Vino rosso di buona qualità di circa 14 gradi
Cannella (in stecche)
Chiodi di garofano
Buccia d’arancia (solo la parte arancione in superficie))
Buccia di limone (solo la parte gialla in superficie)
Zucchero
Mele

Cognac e grappa

PREPARAZIONE

Sbucciare le mele, eliminare parte del centro per poter incastrare un rametto di cannella e infilzarle con i chiodi di garofano almeno sei-otto per ogni mela che dovranno essere una per litro. Prendere una pentola, versare del vino rosso corposo di 13-14 gradi (mi raccomando non scegliete vini con gradazioni basse e neanche vini scadenti perchè il risultato non sarà dei migliori soprattutto ho sentito che qualcuno usa i vini che sanno di tappo partendo dal presupposto che poi in ebolizione ne perdano il gusto di tappo appunto. Invece se usate vini non molto corposi, anche il vostro vin brulè non sarà abbastanza appagante al palato perchè qualche grado viene comunque perso in ebolizione); aggiungere ancora una stecca di cannella per ogni litro di vino, 1 buccia d’arancia e una di limone sempre per litro di vino evitando la parte bianca e 200 grammi di zucchero per litro.
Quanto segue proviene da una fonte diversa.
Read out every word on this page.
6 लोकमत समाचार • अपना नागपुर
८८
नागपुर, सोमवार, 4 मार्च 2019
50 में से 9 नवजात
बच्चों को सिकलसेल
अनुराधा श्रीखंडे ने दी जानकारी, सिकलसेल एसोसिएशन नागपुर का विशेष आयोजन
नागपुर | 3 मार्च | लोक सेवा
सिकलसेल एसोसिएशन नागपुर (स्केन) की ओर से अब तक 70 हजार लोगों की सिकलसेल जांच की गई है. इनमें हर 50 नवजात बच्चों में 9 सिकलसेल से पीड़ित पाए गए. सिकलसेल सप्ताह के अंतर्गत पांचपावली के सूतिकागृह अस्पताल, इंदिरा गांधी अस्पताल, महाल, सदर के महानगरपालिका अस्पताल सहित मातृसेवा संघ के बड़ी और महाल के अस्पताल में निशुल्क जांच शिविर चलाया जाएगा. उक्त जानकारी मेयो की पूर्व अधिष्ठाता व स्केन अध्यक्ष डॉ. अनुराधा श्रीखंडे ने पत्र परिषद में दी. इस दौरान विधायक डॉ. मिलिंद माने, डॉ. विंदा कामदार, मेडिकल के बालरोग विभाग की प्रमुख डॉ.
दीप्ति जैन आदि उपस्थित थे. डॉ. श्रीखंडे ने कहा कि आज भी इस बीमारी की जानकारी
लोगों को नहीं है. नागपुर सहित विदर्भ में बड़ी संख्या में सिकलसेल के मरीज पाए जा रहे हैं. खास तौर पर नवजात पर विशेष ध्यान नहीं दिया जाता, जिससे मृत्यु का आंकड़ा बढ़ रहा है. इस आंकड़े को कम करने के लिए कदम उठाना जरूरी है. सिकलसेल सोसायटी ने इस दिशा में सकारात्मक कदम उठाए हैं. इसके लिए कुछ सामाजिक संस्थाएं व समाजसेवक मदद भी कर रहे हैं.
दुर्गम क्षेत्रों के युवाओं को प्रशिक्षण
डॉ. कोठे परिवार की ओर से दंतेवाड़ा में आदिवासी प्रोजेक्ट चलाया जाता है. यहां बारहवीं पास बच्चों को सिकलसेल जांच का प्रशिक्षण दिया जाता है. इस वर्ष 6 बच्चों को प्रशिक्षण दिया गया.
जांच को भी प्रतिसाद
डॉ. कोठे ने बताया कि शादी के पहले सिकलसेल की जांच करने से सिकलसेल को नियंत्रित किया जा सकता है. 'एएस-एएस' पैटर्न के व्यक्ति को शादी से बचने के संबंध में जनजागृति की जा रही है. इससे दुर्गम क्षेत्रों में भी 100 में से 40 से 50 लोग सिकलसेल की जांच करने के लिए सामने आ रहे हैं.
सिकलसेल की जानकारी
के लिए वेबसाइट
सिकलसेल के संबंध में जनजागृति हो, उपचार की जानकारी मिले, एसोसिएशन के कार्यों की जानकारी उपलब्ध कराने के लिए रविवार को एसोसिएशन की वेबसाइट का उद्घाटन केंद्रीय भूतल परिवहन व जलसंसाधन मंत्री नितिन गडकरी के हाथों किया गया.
Mescolare il tutto con un mestolo di legno fino a quando lo zucchero si scioglie, mettere la pentola su fuoco e aspettare che vada in ebollizione. Lasciare bollire per qualche minuto, aggiungere un bicchierino di grappa sempre per litro, far bollire ed accendere poi con un fiammifero il vapore in modo da bruciare l’alcool per qualche secondo. Prima di servire aggiungere un bicchierino di grappa. Togliere dal fuoco e far riposare. Versate nei vari bicchieri friltrandolo dagli eventuali rimasugli delle spezie aggiungendo fettine di limone fresco per un tocco visivo in più.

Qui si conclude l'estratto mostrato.